Regardless, I don't think it's going to go the "copyleft" way... I do think that the originals will be memory- holed.

#Comment Re: Just putting it out there made: 2023-02-25 16:24:31.80503+01 by: TheSHAD0W

Yeah, well, this is likely just a prelude to Dahl's works being canceled entirely. "Charlie and the Chocolate Factory" was all a morality play, and editing it to remove the word "fat" from the description of Augustus Gloop won't be considered enough.
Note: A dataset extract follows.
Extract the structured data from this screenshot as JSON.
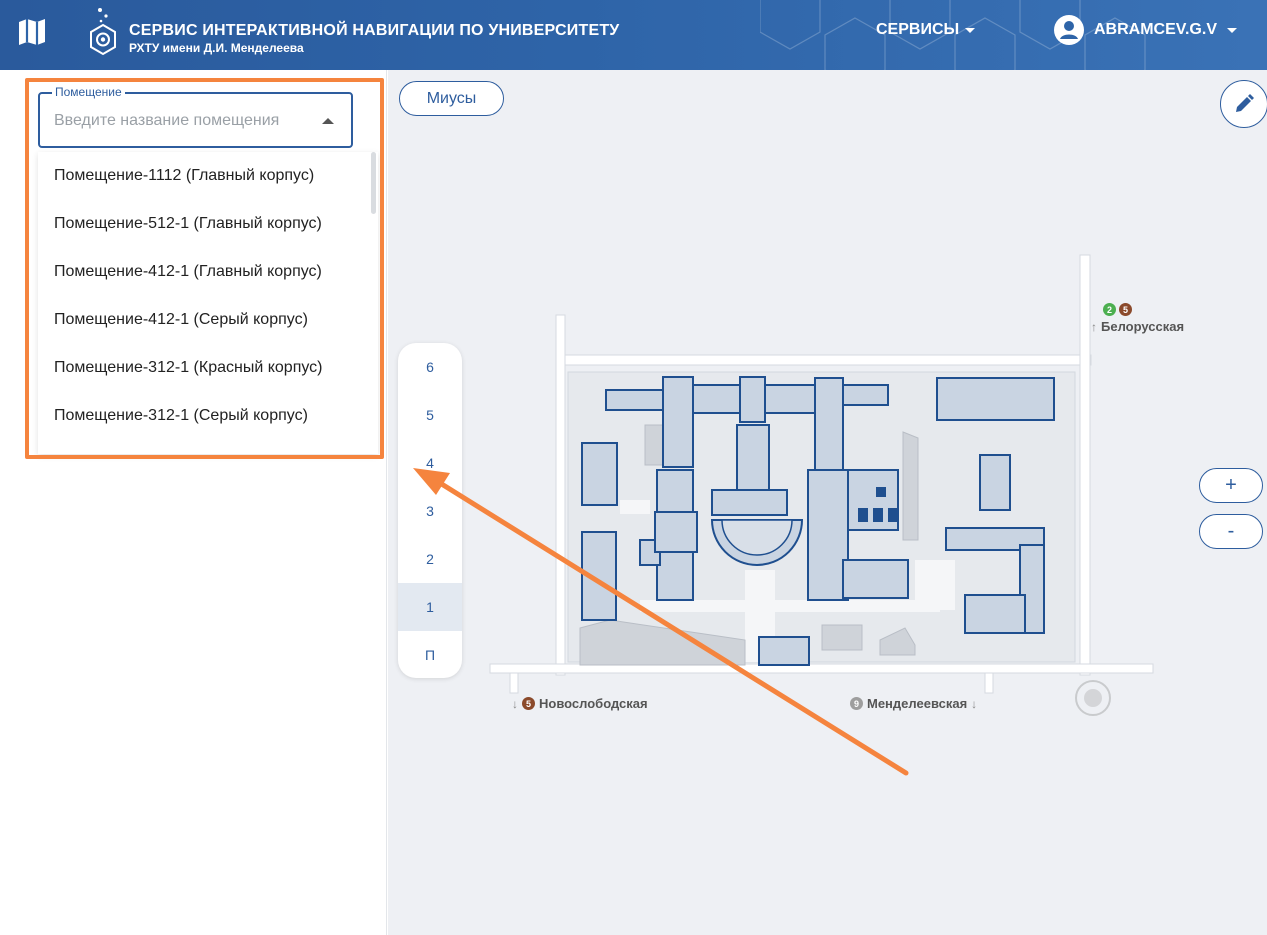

And he was a bigot anyway, just like Rowling, so just take 'em all off the shelves.

#Comment Re: Just putting it out there made: 2023-02-27 23:16:14.867632+01 by: Dan Lyke

Related, from this thread: RT Ken White @Popehat@mastodon.social

/3 Also, I’d just like to point out that the Branagh and Whedon versions of “Much Ado About Nothing” cut the Benedick line “If I do not love her, I am a Jew.” One cut it entirely and one turned it to “fool,” which is what most of the stage versions I’ve seen did (I like the play a lot, I’ve probably seen it ten times).

Should we be exercised over that change? Surely Dahl is no more sacred than Shakespeare. Is it just we’re used to many liberties being taken with Shakespeare’s text?